Quand papa est sorti de la maison, il n’avait pas l’air tellement content. Il s’est assis à côté de moi, il m’a gratté la tête et il m’a dit que maman ne voulait pas du chien dans la maison, surtout après le coup du fauteuil. J’allais me mettre à pleurer, mais j’ai eu une idée. « Si maman ne veut pas de Rex dans la maison, j’ai dit, on pourrait le garder dans le jardin. » Papa, il a réfléchi un moment et puis il a dit que c’était une bonne idée, que dans le jardin Rex ne ferait pas de dégâts et qu’on allait lui construire une niche, tout de suite. Moi j’ai embrassé papa.

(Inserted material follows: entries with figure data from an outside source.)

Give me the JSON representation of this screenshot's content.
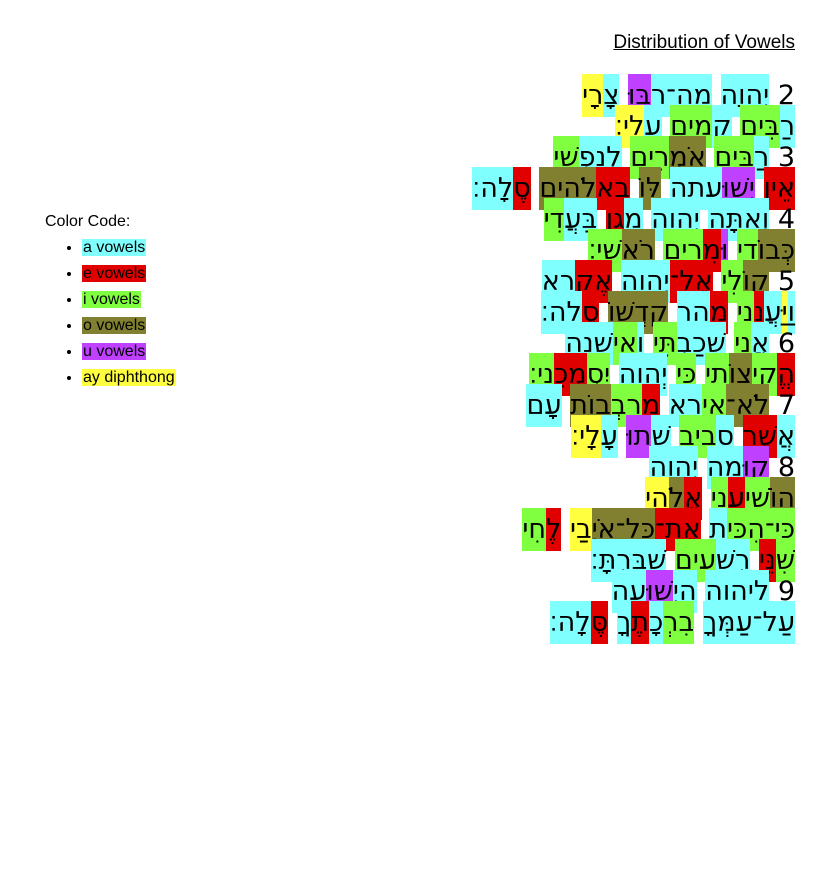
{
  "title": "Distribution of Vowels",
  "legend": {
    "heading": "Color Code:",
    "items": [
      {
        "label": "a vowels",
        "color": "#80ffff"
      },
      {
        "label": "e vowels",
        "color": "#e00000"
      },
      {
        "label": "i vowels",
        "color": "#80ff40"
      },
      {
        "label": "o vowels",
        "color": "#808030"
      },
      {
        "label": "u vowels",
        "color": "#c040ff"
      },
      {
        "label": "ay diphthong",
        "color": "#ffff40"
      }
    ]
  },
  "lines": [
    [
      [
        {
          "text": "2"
        }
      ],
      [
        {
          "text": "יְהוָה",
          "color": "#80ffff"
        }
      ],
      [
        {
          "text": "מָה־רַ",
          "color": "#80ffff"
        },
        {
          "text": "בּוּ",
          "color": "#c040ff"
        }
      ],
      [
        {
          "text": "צָ",
          "color": "#80ffff"
        },
        {
          "text": "רָי",
          "color": "#ffff40"
        }
      ]
    ],
    [
      [
        {
          "text": "רַ",
          "color": "#80ffff"
        },
        {
          "text": "בִּים",
          "color": "#80ff40"
        }
      ],
      [
        {
          "text": "קָ",
          "color": "#80ffff"
        },
        {
          "text": "מִים",
          "color": "#80ff40"
        }
      ],
      [
        {
          "text": "עָ",
          "color": "#80ffff"
        },
        {
          "text": "לָי׃",
          "color": "#ffff40"
        }
      ]
    ],
    [
      [
        {
          "text": "3"
        }
      ],
      [
        {
          "text": "רַ",
          "color": "#80ffff"
        },
        {
          "text": "בִּים",
          "color": "#80ff40"
        }
      ],
      [
        {
          "text": "אֹמְ",
          "color": "#808030"
        },
        {
          "text": "רִים",
          "color": "#80ff40"
        }
      ],
      [
        {
          "text": "לְנַפְ",
          "color": "#80ffff"
        },
        {
          "text": "שִׁי",
          "color": "#80ff40"
        }
      ]
    ],
    [
      [
        {
          "text": "אֵין",
          "color": "#e00000"
        }
      ],
      [
        {
          "text": "יְשׁוּ",
          "color": "#c040ff"
        },
        {
          "text": "עָתָה",
          "color": "#80ffff"
        }
      ],
      [
        {
          "text": "לּוֹ",
          "color": "#808030"
        }
      ],
      [
        {
          "text": "בֵא",
          "color": "#e00000"
        },
        {
          "text": "לֹהִים",
          "color": "#808030"
        }
      ],
      [
        {
          "text": "סֶ",
          "color": "#e00000"
        },
        {
          "text": "לָה׃",
          "color": "#80ffff"
        }
      ]
    ],
    [
      [
        {
          "text": "4"
        }
      ],
      [
        {
          "text": "וְאַתָּה",
          "color": "#80ffff"
        }
      ],
      [
        {
          "text": "יְהוָה",
          "color": "#80ffff"
        }
      ],
      [
        {
          "text": "מָ",
          "color": "#80ffff"
        },
        {
          "text": "גֵן",
          "color": "#e00000"
        }
      ],
      [
        {
          "text": "בַּעֲ",
          "color": "#80ffff"
        },
        {
          "text": "דִי",
          "color": "#80ff40"
        }
      ]
    ],
    [
      [
        {
          "text": "כְּבוֹ",
          "color": "#808030"
        },
        {
          "text": "דִי",
          "color": "#80ff40"
        }
      ],
      [
        {
          "text": "וּ",
          "color": "#c040ff"
        },
        {
          "text": "מֵ",
          "color": "#e00000"
        },
        {
          "text": "רִים",
          "color": "#80ff40"
        }
      ],
      [
        {
          "text": "רֹא",
          "color": "#808030"
        },
        {
          "text": "שִׁי׃",
          "color": "#80ff40"
        }
      ]
    ],
    [
      [
        {
          "text": "5"
        }
      ],
      [
        {
          "text": "קוֹ",
          "color": "#808030"
        },
        {
          "text": "לִי",
          "color": "#80ff40"
        }
      ],
      [
        {
          "text": "אֶל־",
          "color": "#e00000"
        },
        {
          "text": "יְהוָה",
          "color": "#80ffff"
        }
      ],
      [
        {
          "text": "אֶק",
          "color": "#e00000"
        },
        {
          "text": "רָא",
          "color": "#80ffff"
        }
      ]
    ],
    [
      [
        {
          "text": "וַ",
          "color": "#80ffff"
        },
        {
          "text": "יַּ",
          "color": "#ffff40"
        },
        {
          "text": "עֲ",
          "color": "#80ffff"
        },
        {
          "text": "נֵ",
          "color": "#e00000"
        },
        {
          "text": "נִי",
          "color": "#80ff40"
        }
      ],
      [
        {
          "text": "מֵ",
          "color": "#e00000"
        },
        {
          "text": "הַר",
          "color": "#80ffff"
        }
      ],
      [
        {
          "text": "קָדְשׁוֹ",
          "color": "#808030"
        }
      ],
      [
        {
          "text": "סֶ",
          "color": "#e00000"
        },
        {
          "text": "לָה׃",
          "color": "#80ffff"
        }
      ]
    ],
    [
      [
        {
          "text": "6"
        }
      ],
      [
        {
          "text": "אֲ",
          "color": "#80ffff"
        },
        {
          "text": "נִי",
          "color": "#80ff40"
        }
      ],
      [
        {
          "text": "שָׁכַבְ",
          "color": "#80ffff"
        },
        {
          "text": "תִּי",
          "color": "#80ff40"
        }
      ],
      [
        {
          "text": "וָ",
          "color": "#80ffff"
        },
        {
          "text": "אִי",
          "color": "#80ff40"
        },
        {
          "text": "שָׁנָה",
          "color": "#80ffff"
        }
      ]
    ],
    [
      [
        {
          "text": "הֱ",
          "color": "#e00000"
        },
        {
          "text": "קִי",
          "color": "#80ff40"
        },
        {
          "text": "צוֹ",
          "color": "#808030"
        },
        {
          "text": "תִי",
          "color": "#80ff40"
        }
      ],
      [
        {
          "text": "כִּי",
          "color": "#80ff40"
        }
      ],
      [
        {
          "text": "יְהוָה",
          "color": "#80ffff"
        }
      ],
      [
        {
          "text": "יִסְ",
          "color": "#80ff40"
        },
        {
          "text": "מְכֵ",
          "color": "#e00000"
        },
        {
          "text": "נִי׃",
          "color": "#80ff40"
        }
      ]
    ],
    [
      [
        {
          "text": "7"
        }
      ],
      [
        {
          "text": "לֹא־",
          "color": "#808030"
        },
        {
          "text": "אִי",
          "color": "#80ff40"
        },
        {
          "text": "רָא",
          "color": "#80ffff"
        }
      ],
      [
        {
          "text": "מֵ",
          "color": "#e00000"
        },
        {
          "text": "רִבְ",
          "color": "#80ff40"
        },
        {
          "text": "בוֹת",
          "color": "#808030"
        }
      ],
      [
        {
          "text": "עָם",
          "color": "#80ffff"
        }
      ]
    ],
    [
      [
        {
          "text": "אֲ",
          "color": "#80ffff"
        },
        {
          "text": "שֶׁר",
          "color": "#e00000"
        }
      ],
      [
        {
          "text": "סָ",
          "color": "#80ffff"
        },
        {
          "text": "בִיב",
          "color": "#80ff40"
        }
      ],
      [
        {
          "text": "שָׁ",
          "color": "#80ffff"
        },
        {
          "text": "תוּ",
          "color": "#c040ff"
        }
      ],
      [
        {
          "text": "עָ",
          "color": "#80ffff"
        },
        {
          "text": "לָי׃",
          "color": "#ffff40"
        }
      ]
    ],
    [
      [
        {
          "text": "8"
        }
      ],
      [
        {
          "text": "קוּ",
          "color": "#c040ff"
        },
        {
          "text": "מָה",
          "color": "#80ffff"
        }
      ],
      [
        {
          "text": "יְהוָה",
          "color": "#80ffff"
        }
      ]
    ],
    [
      [
        {
          "text": "הוֹ",
          "color": "#808030"
        },
        {
          "text": "שִׁי",
          "color": "#80ff40"
        },
        {
          "text": "עֵ",
          "color": "#e00000"
        },
        {
          "text": "נִי",
          "color": "#80ff40"
        }
      ],
      [
        {
          "text": "אֱ",
          "color": "#e00000"
        },
        {
          "text": "לֹ",
          "color": "#808030"
        },
        {
          "text": "הַי",
          "color": "#ffff40"
        }
      ]
    ],
    [
      [
        {
          "text": "כִּי־הִכִּי",
          "color": "#80ff40"
        },
        {
          "text": "תָ",
          "color": "#80ffff"
        }
      ],
      [
        {
          "text": "אֶת־",
          "color": "#e00000"
        },
        {
          "text": "כָּל־אֹיְ",
          "color": "#808030"
        },
        {
          "text": "בַי",
          "color": "#ffff40"
        }
      ],
      [
        {
          "text": "לֶ",
          "color": "#e00000"
        },
        {
          "text": "חִי",
          "color": "#80ff40"
        }
      ]
    ],
    [
      [
        {
          "text": "שִׁ",
          "color": "#80ff40"
        },
        {
          "text": "נֵּי",
          "color": "#e00000"
        }
      ],
      [
        {
          "text": "רְשָׁ",
          "color": "#80ffff"
        },
        {
          "text": "עִים",
          "color": "#80ff40"
        }
      ],
      [
        {
          "text": "שִׁבַּרְתָּ׃",
          "color": "#80ffff"
        }
      ]
    ],
    [
      [
        {
          "text": "9"
        }
      ],
      [
        {
          "text": "לַיהוָה",
          "color": "#80ffff"
        }
      ],
      [
        {
          "text": "הַיְ",
          "color": "#80ffff"
        },
        {
          "text": "שׁוּ",
          "color": "#c040ff"
        },
        {
          "text": "עָה",
          "color": "#80ffff"
        }
      ]
    ],
    [
      [
        {
          "text": "עַל־עַמְּךָ",
          "color": "#80ffff"
        }
      ],
      [
        {
          "text": "בִרְ",
          "color": "#80ff40"
        },
        {
          "text": "כָ",
          "color": "#80ffff"
        },
        {
          "text": "תֶ",
          "color": "#e00000"
        },
        {
          "text": "ךָ",
          "color": "#80ffff"
        }
      ],
      [
        {
          "text": "סֶּ",
          "color": "#e00000"
        },
        {
          "text": "לָה׃",
          "color": "#80ffff"
        }
      ]
    ]
  ]
}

Nous sommes allés chercher des planches dans le grenier et papa a apporté ses outils. Rex, lui, il s’est mis à manger les bégonias, mais c’est moins grave que pour le fauteuil du salon, parce que nous avons plus de bégonias que de fauteuils.

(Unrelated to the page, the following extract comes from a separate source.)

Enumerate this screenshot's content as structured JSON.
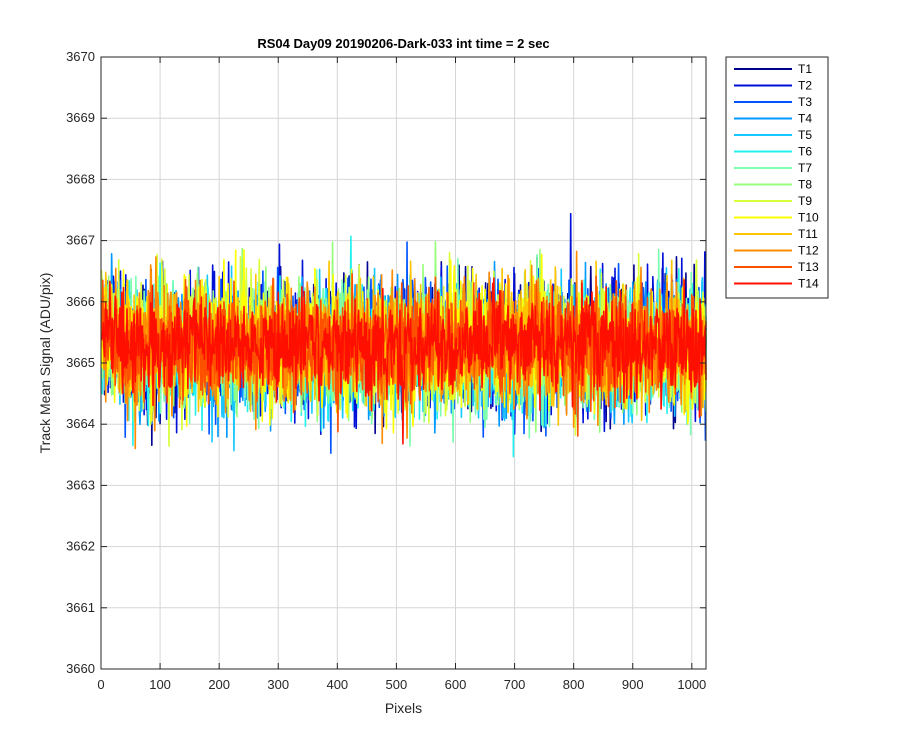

Papa, il a commencé à trier les planches. « Tu vas voir, il m’a dit, on va lui faire une niche formidable, un vrai palais. – Et puis, j’ai dit, on va lui apprendre à faire des tas de tours et il va garder la maison ! – Oui, a dit papa, on va le dresser pour chasser les intrus, Blédurt par exemple. » Monsieur Blédurt, c’est notre voisin, papa et lui, ils aiment bien se taquiner l’un l’autre. On s’amusait bien, Rex, moi et papa ! Ça s’est un peu gâté quand papa a crié, à cause du coup de marteau qu’il s’est donné sur le doigt et maman est sortie de la maison. « Qu’est-ce que vous faites ? » a demandé maman. Alors moi, je lui ai expliqué que nous avions décidé, papa et moi, de garder Rex dans le jardin, là où il n’y avait pas de fauteuils et que papa lui fabriquait une niche et qu’il allait apprendre à Rex à mordre monsieur Blédurt, pour le faire enrager. Papa, il ne disait pas grand-chose, il se suçait le doigt et il regardait maman. Maman n’était pas contente du tout. Elle a dit qu’elle ne voulait pas de bête chez elle et regardez-moi un peu ce que cet animal a fait de mes bégonias ! Rex a levé la tête et il s’est approché de maman en remuant la queue et puis il a fait le beau. Maman l’a regardé et puis elle s’est baissée et elle a caressé la tête de Rex et Rex lui a léché la main et on a sonné à la porte du jardin.